Microneurography Reveals Unmyelinated Small Nerve Fiber Dysfunction in Long COVID, 2025, Ribeiro et al.

[Jonathan Edwards]

I’ve tried to get nhs support from neuroimmunology despite all of my objective tests including microneurography and a skin biopsy, CPET at Papworth etc but because the underlying cause isn’t known e.g secondary to lupus or vasculitis they’re not interested.

I have the advantage that being even more of an immunologist myself I can tell the neuroimmunologist what he is supposed to think rather than the other way around! All I need are his third person examination skills and maybe some electrical tests.

 

[jaded]

I have the advantage that being even more of an immunologist myself I can tell the neuroimmunologist what he is supposed to think rather than the other way around! All I need are his third person examination skills and maybe some electrical tests.

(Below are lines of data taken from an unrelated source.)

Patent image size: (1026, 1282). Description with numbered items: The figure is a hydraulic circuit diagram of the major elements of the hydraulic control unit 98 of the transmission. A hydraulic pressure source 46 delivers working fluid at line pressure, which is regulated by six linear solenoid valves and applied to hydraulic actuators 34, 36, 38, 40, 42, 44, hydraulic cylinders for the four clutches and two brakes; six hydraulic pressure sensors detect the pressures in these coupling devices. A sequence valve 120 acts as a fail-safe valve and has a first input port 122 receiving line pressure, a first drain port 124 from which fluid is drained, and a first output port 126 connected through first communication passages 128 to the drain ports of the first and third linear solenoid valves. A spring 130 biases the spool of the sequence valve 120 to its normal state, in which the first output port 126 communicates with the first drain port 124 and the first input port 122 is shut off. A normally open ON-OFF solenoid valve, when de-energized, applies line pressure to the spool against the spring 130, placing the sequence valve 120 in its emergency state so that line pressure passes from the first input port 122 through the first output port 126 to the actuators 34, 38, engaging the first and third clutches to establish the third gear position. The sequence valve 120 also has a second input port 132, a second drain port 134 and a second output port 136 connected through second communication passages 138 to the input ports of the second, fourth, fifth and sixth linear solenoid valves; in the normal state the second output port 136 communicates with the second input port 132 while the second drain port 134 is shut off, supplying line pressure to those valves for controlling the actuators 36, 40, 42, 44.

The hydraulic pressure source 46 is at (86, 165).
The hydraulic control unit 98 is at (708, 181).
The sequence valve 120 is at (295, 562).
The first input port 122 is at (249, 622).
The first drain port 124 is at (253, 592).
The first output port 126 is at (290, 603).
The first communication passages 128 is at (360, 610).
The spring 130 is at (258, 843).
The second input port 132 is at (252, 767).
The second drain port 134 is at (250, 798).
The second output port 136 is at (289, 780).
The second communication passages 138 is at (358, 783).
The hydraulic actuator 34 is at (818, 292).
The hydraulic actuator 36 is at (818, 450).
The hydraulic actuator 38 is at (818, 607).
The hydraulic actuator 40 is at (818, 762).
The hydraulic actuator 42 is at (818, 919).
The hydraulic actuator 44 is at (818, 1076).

Agreed. However following my similar requests for help having a healthcare background, these doctors have often responded “there’s no point in doing further investigations if it won’t change management” and we can do that now anyway. At least symptomatically with available neuropathic meds. Which I’ve personally found to have been near on useless. The search for the underlying cause doesn’t seem to be on their radar if you don’t fulfil the standard boxes e.g diabetes, b12 deficiency etc.

And of course if they’ve made up their minds almost immediately it’s FND they will resist investigations feeding into the if “I do them she’ll truly think there is something medically wrong with her narrative”.

 

[Jonathan Edwards]

Agreed. However following my similar requests for help having a healthcare background, these doctors have often responded “there’s no point in doing further investigations if it won’t change management” and we can do that now anyway.

I have an advantage. His PhD was supervised by a member of my family!!
He will be on his best behaviour.

 

[EndME]

No information on controls?

 

[Jonathan Edwards]

No information on controls?

I have not looked through the paper in detail but I do wonder how much one can make of a series like this. It might be interpreted as saying ' some people with symptoms of neuropathy (who had also not been feeling good after Covid) who came to the neurology clinic were tested and a lot of them had signs of neuropathy.' And they would wouldn't they (whether or not they had had Covid).

There is also the issue of subjective scoring. Neurophysiology can be reasonably objective but there may also be significant scope for getting the results you expect.

 

[jaded]

It’s interesting as I wouldn’t have classified myself as having signs of neuropathy when I got referred for testing at the clinic other than the umbrella terms of fibromyalgia, pots/OI and ME. However they’re still finding the same set of results in a post covid cohort.

They seem to say all the symptoms that come along with ME/post Covid can be attributed to this neuropathy. My main question is, is the neuropathy secondary to an immune mediated process. And if that can be targeted how much of the downstream neuropathic process can be reversed.